Family Advocacy Day Hero -- Meet Keely J.
Keely J., Age 3
Hometown: Ormond Beach, FL
Hospital: Wolfson Children’s Hospital, Jacksonville, FL
Immediately after a premature birth, Keely was rushed to the Level III neonatal intensive care unit at Wolfson Children’s Hospital. She weighed only 2 pounds, 8 ounces and was diagnosed with Pierre Robin syndrome, a congenital condition that causes her to have a smaller-than-normal lower jaw and a tongue that falls back in her throat. Her tongue condition can obstruct her airway and causing difficulty breathing; it can also interfere with swallowing and feeding.

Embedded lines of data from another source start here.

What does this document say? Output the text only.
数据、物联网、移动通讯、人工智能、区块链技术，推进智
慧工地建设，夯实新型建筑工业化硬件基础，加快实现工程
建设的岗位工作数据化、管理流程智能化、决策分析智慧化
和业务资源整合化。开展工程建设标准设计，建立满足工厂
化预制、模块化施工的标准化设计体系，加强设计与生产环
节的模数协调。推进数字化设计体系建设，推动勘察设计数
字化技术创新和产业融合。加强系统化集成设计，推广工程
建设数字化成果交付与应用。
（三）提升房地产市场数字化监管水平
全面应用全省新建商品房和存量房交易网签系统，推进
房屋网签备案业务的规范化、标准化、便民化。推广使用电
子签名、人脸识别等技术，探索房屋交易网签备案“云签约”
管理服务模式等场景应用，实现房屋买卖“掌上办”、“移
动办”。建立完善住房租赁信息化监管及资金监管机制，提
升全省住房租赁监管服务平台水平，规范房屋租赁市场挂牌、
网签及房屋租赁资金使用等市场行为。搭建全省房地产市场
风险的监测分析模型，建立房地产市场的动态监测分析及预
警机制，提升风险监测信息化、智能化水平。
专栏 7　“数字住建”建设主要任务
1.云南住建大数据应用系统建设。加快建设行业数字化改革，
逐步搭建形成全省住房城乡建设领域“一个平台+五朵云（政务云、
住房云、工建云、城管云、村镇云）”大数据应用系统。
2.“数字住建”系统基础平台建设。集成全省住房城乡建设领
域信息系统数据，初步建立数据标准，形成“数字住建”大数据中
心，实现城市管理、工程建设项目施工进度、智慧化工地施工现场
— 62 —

Only days old, Keely had a craniofacial procedure to correct her jaw condition. Although Keely was able to go home when she was 4 months old, she continues to see doctors regularly and will start heart monitoring services at the new Wolfson Children’s Specialty Center in Daytona Beach in the near future. She will have more surgeries on her jaw in the future as she grows and doctors move toward removing her feeding tube and the tracheostomy in her neck that helps her breathe.
Now 3 years old, Keely knows her colors and shapes, plays memory games, and attends preschool. According to her pediatrician, Keely’s phenomenal progress can be attributed to the care she received at home from both her parents and her home health care nurses.
Fact: The two million sickest children on Medicaid account for only six percent of enrollees but 40 percent of costs.